That’s approximately how many hours it’s been. One whole year since I last had a drink, and since I last got drunk. Drinking, getting drunk – they’re the same thing! You drink to get drunk, right? Hell yes. This is part of the problem…
Following A LOT of false starts, this is the longest I’ve been sober since I was probably 16 years old – 20 years ago. This time it feels different. I’ve approached it from a positive angle, I’ve rationalised the whole thing, and I’ve surrounded myself with the right information and the right people. This time it’s for good – going back to the my old life would be a suicide mission. Admittedly it would be fun for a few weeks, but in the long run…. nah. Been there, had a blast, moved on.
I was never the classic alcoholic. I’ve never been homeless, and I have always managed to hold down a decent job – but it wasn’t easy operating through the fog of hangovers and paranoia. I wasn’t the guy picking up a drink in the morning to stop the shakes, but I was the guy occasionally picking up a drink on a Sunday morning to keep the one-man party going. Every weekend, for as long as I can remember, has been about getting obliterated. I fucking love it, I love it too much, and that’s why it’s an issue. Personal relationships have suffered due to drinking; that’s probably the biggest casualty.

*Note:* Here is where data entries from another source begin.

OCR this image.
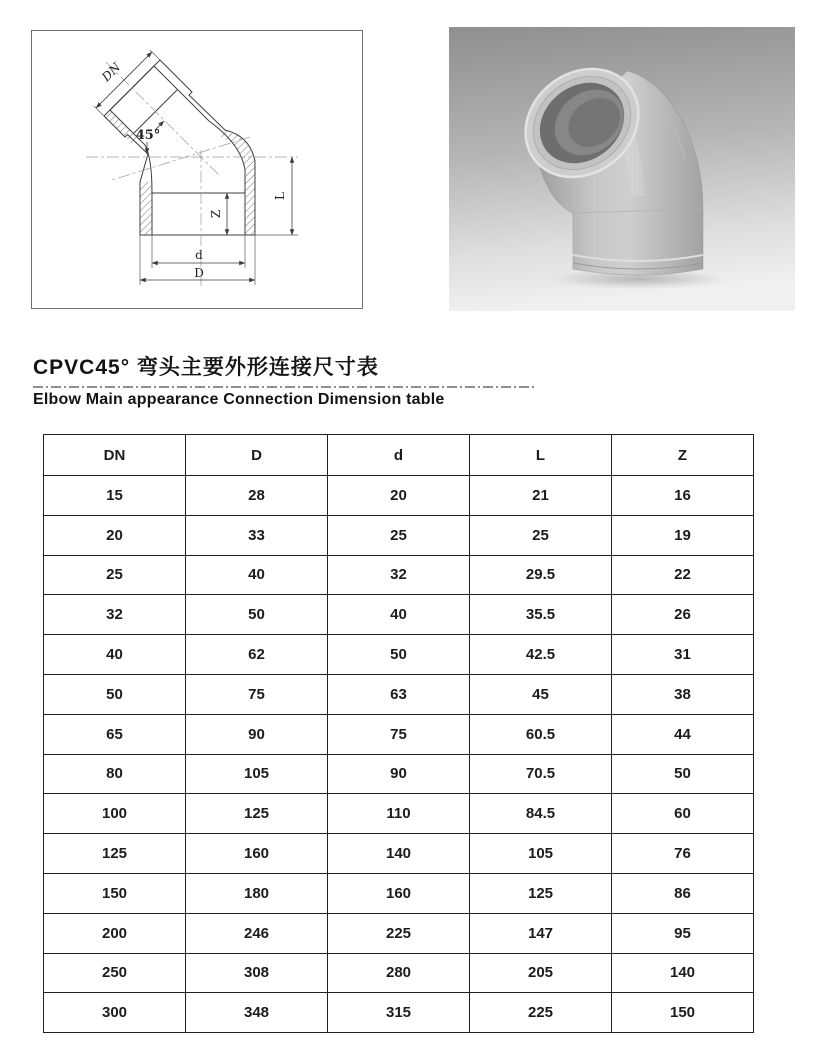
DN
45°
Z
L
d
D
CPVC45° 弯头主要外形连接尺寸表
Elbow Main appearance Connection Dimension table
DN	D	d	L	Z
15	28	20	21	16
20	33	25	25	19
25	40	32	29.5	22
32	50	40	35.5	26
40	62	50	42.5	31
50	75	63	45	38
65	90	75	60.5	44
80	105	90	70.5	50
100	125	110	84.5	60
125	160	140	105	76
150	180	160	125	86
200	246	225	147	95
250	308	280	205	140
300	348	315	225	150
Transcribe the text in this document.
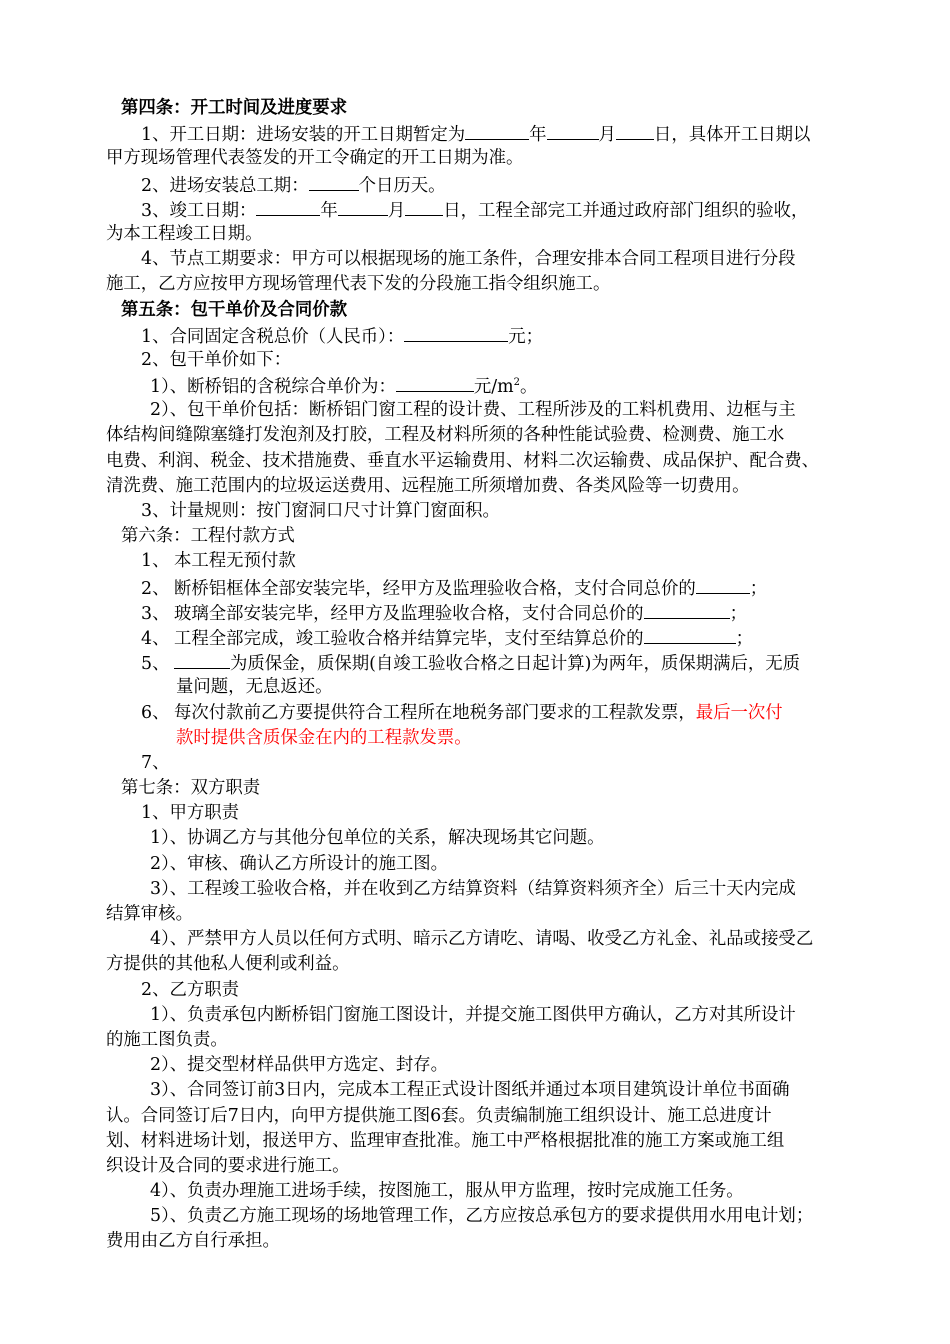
第四条：开工时间及进度要求
1、开工日期：进场安装的开工日期暂定为	年	月 日，具体开工日期以
甲方现场管理代表签发的开工令确定的开工日期为准。
2、进场安装总工期：	个日历天。
3、竣工日期：	年	月 日，工程全部完工并通过政府部门组织的验收，
为本工程竣工日期。
4、节点工期要求：甲方可以根据现场的施工条件，合理安排本合同工程项目进行分段
施工，乙方应按甲方现场管理代表下发的分段施工指令组织施工。
第五条：包干单价及合同价款
1、合同固定含税总价（人民币）：	元；
2、包干单价如下：
1）、断桥铝的含税综合单价为：	元$/m^2$。
2）、包干单价包括：断桥铝门窗工程的设计费、工程所涉及的工料机费用、边框与主
体结构间缝隙塞缝打发泡剂及打胶，工程及材料所须的各种性能试验费、检测费、施工水
电费、利润、税金、技术措施费、垂直水平运输费用、材料二次运输费、成品保护、配合费、
清洗费、施工范围内的垃圾运送费用、远程施工所须增加费、各类风险等一切费用。
3、计量规则：按门窗洞口尺寸计算门窗面积。
第六条：工程付款方式
1、 本工程无预付款
2、 断桥铝框体全部安装完毕，经甲方及监理验收合格，支付合同总价的	；
3、 玻璃全部安装完毕，经甲方及监理验收合格，支付合同总价的	；
4、 工程全部完成，竣工验收合格并结算完毕，支付至结算总价的	；
5、	为质保金，质保期(自竣工验收合格之日起计算)为两年，质保期满后，无质
量问题，无息返还。
6、 每次付款前乙方要提供符合工程所在地税务部门要求的工程款发票，最后一次付
款时提供含质保金在内的工程款发票。
7、
第七条：双方职责
1、甲方职责
1）、协调乙方与其他分包单位的关系，解决现场其它问题。
2）、审核、确认乙方所设计的施工图。
3）、工程竣工验收合格，并在收到乙方结算资料（结算资料须齐全）后三十天内完成
结算审核。
4）、严禁甲方人员以任何方式明、暗示乙方请吃、请喝、收受乙方礼金、礼品或接受乙
方提供的其他私人便利或利益。
2、乙方职责
1）、负责承包内断桥铝门窗施工图设计，并提交施工图供甲方确认，乙方对其所设计
的施工图负责。
2）、提交型材样品供甲方选定、封存。
3）、合同签订前3日内，完成本工程正式设计图纸并通过本项目建筑设计单位书面确
认。合同签订后7日内，向甲方提供施工图6套。负责编制施工组织设计、施工总进度计
划、材料进场计划，报送甲方、监理审查批准。施工中严格根据批准的施工方案或施工组
织设计及合同的要求进行施工。
4）、负责办理施工进场手续，按图施工，服从甲方监理，按时完成施工任务。
5）、负责乙方施工现场的场地管理工作，乙方应按总承包方的要求提供用水用电计划；
费用由乙方自行承担。
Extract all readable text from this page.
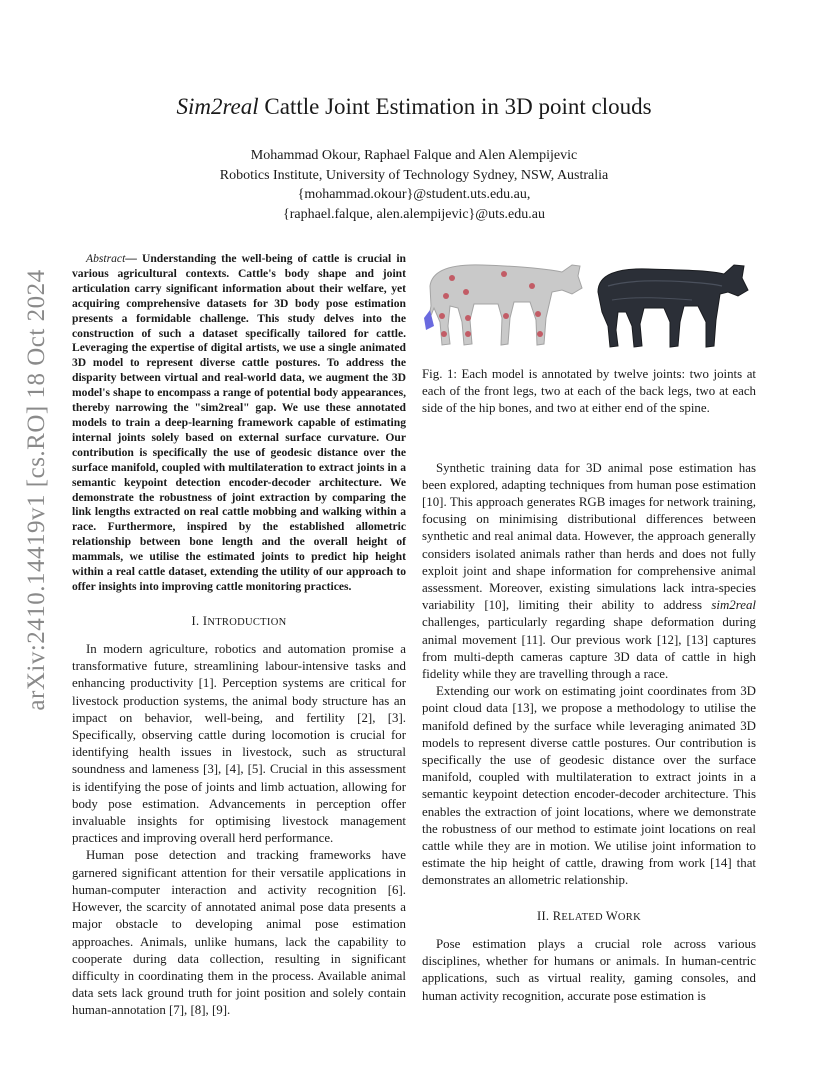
arXiv:2410.14419v1 [cs.RO] 18 Oct 2024
Sim2real Cattle Joint Estimation in 3D point clouds
Mohammad Okour, Raphael Falque and Alen Alempijevic
Robotics Institute, University of Technology Sydney, NSW, Australia
{mohammad.okour}@student.uts.edu.au,
{raphael.falque, alen.alempijevic}@uts.edu.au

Abstract— Understanding the well-being of cattle is crucial in various agricultural contexts. Cattle's body shape and joint articulation carry significant information about their welfare, yet acquiring comprehensive datasets for 3D body pose estimation presents a formidable challenge. This study delves into the construction of such a dataset specifically tailored for cattle. Leveraging the expertise of digital artists, we use a single animated 3D model to represent diverse cattle postures. To address the disparity between virtual and real-world data, we augment the 3D model's shape to encompass a range of potential body appearances, thereby narrowing the "sim2real" gap. We use these annotated models to train a deep-learning framework capable of estimating internal joints solely based on external surface curvature. Our contribution is specifically the use of geodesic distance over the surface manifold, coupled with multilateration to extract joints in a semantic keypoint detection encoder-decoder architecture. We demonstrate the robustness of joint extraction by comparing the link lengths extracted on real cattle mobbing and walking within a race. Furthermore, inspired by the established allometric relationship between bone length and the overall height of mammals, we utilise the estimated joints to predict hip height within a real cattle dataset, extending the utility of our approach to offer insights into improving cattle monitoring practices.

I. INTRODUCTION

In modern agriculture, robotics and automation promise a transformative future, streamlining labour-intensive tasks and enhancing productivity [1]. Perception systems are critical for livestock production systems, the animal body structure has an impact on behavior, well-being, and fertility [2], [3]. Specifically, observing cattle during locomotion is crucial for identifying health issues in livestock, such as structural soundness and lameness [3], [4], [5]. Crucial in this assessment is identifying the pose of joints and limb actuation, allowing for body pose estimation. Advancements in perception offer invaluable insights for optimising livestock management practices and improving overall herd performance.

Human pose detection and tracking frameworks have garnered significant attention for their versatile applications in human-computer interaction and activity recognition [6]. However, the scarcity of annotated animal pose data presents a major obstacle to developing animal pose estimation approaches. Animals, unlike humans, lack the capability to cooperate during data collection, resulting in significant difficulty in coordinating them in the process. Available animal data sets lack ground truth for joint position and solely contain human-annotation [7], [8], [9].

Fig. 1: Each model is annotated by twelve joints: two joints at each of the front legs, two at each of the back legs, two at each side of the hip bones, and two at either end of the spine.

Synthetic training data for 3D animal pose estimation has been explored, adapting techniques from human pose estimation [10]. This approach generates RGB images for network training, focusing on minimising distributional differences between synthetic and real animal data. However, the approach generally considers isolated animals rather than herds and does not fully exploit joint and shape information for comprehensive animal assessment. Moreover, existing simulations lack intra-species variability [10], limiting their ability to address sim2real challenges, particularly regarding shape deformation during animal movement [11]. Our previous work [12], [13] captures from multi-depth cameras capture 3D data of cattle in high fidelity while they are travelling through a race.

Extending our work on estimating joint coordinates from 3D point cloud data [13], we propose a methodology to utilise the manifold defined by the surface while leveraging animated 3D models to represent diverse cattle postures. Our contribution is specifically the use of geodesic distance over the surface manifold, coupled with multilateration to extract joints in a semantic keypoint detection encoder-decoder architecture. This enables the extraction of joint locations, where we demonstrate the robustness of our method to estimate joint locations on real cattle while they are in motion. We utilise joint information to estimate the hip height of cattle, drawing from work [14] that demonstrates an allometric relationship.

II. RELATED WORK

Pose estimation plays a crucial role across various disciplines, whether for humans or animals. In human-centric applications, such as virtual reality, gaming consoles, and human activity recognition, accurate pose estimation is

I promised myself that when I hit 1 year sober I would start this blog for 3 reasons:
- To mark the occasion, and give it the recognition it deserves
- In the hope that my forthcoming meanderings will resonate with at least a few people. If I can help other people, then I’ll have a responsibility to them and therefore a responsibility to stay sober. Similar to the 12th step, for those of you who are familiar with the AA programme
- To build a community and encourage sharing. I aim to add a forum to the blog at some point, and I’m on the lookout for guest bloggers (wanna share your story? drop me a message via the contact form). This is why it’s called SOBERPUNKS and not SOBERPUNK. Group huuuuug.
I won’t be imposing any rules for this blog – no agreed post frequencies, no opinions censored, no rigor around topics, no target demographic (despite the name SOBERPUNKS – more on this in a future blog).
I’m keen to keep this blog as honest as possible. In my next couple of posts I’ll be setting the scene with a bit more about me (northern lad, living down south, bit chunky, engaged to a goddess, likes pizza, climbing, and shit music, hates vacuum cleaners) and my ideas for developing the blog. After the initial niceties you can expect drunken horror stories, tales of previous attempts to quit drinking, things I’ve learned throughout my experiences, relationship disasters, and anything else which I decide to fire into cyberspace.
This blog is for anyone with an interest in alcohol struggles. Drinkers, teetotalers, serial quitters, those worried for a loved one, all genders, all ages, all tastes. Everyone is welcome.
No fucking Coldplay fans though. There’s a limit.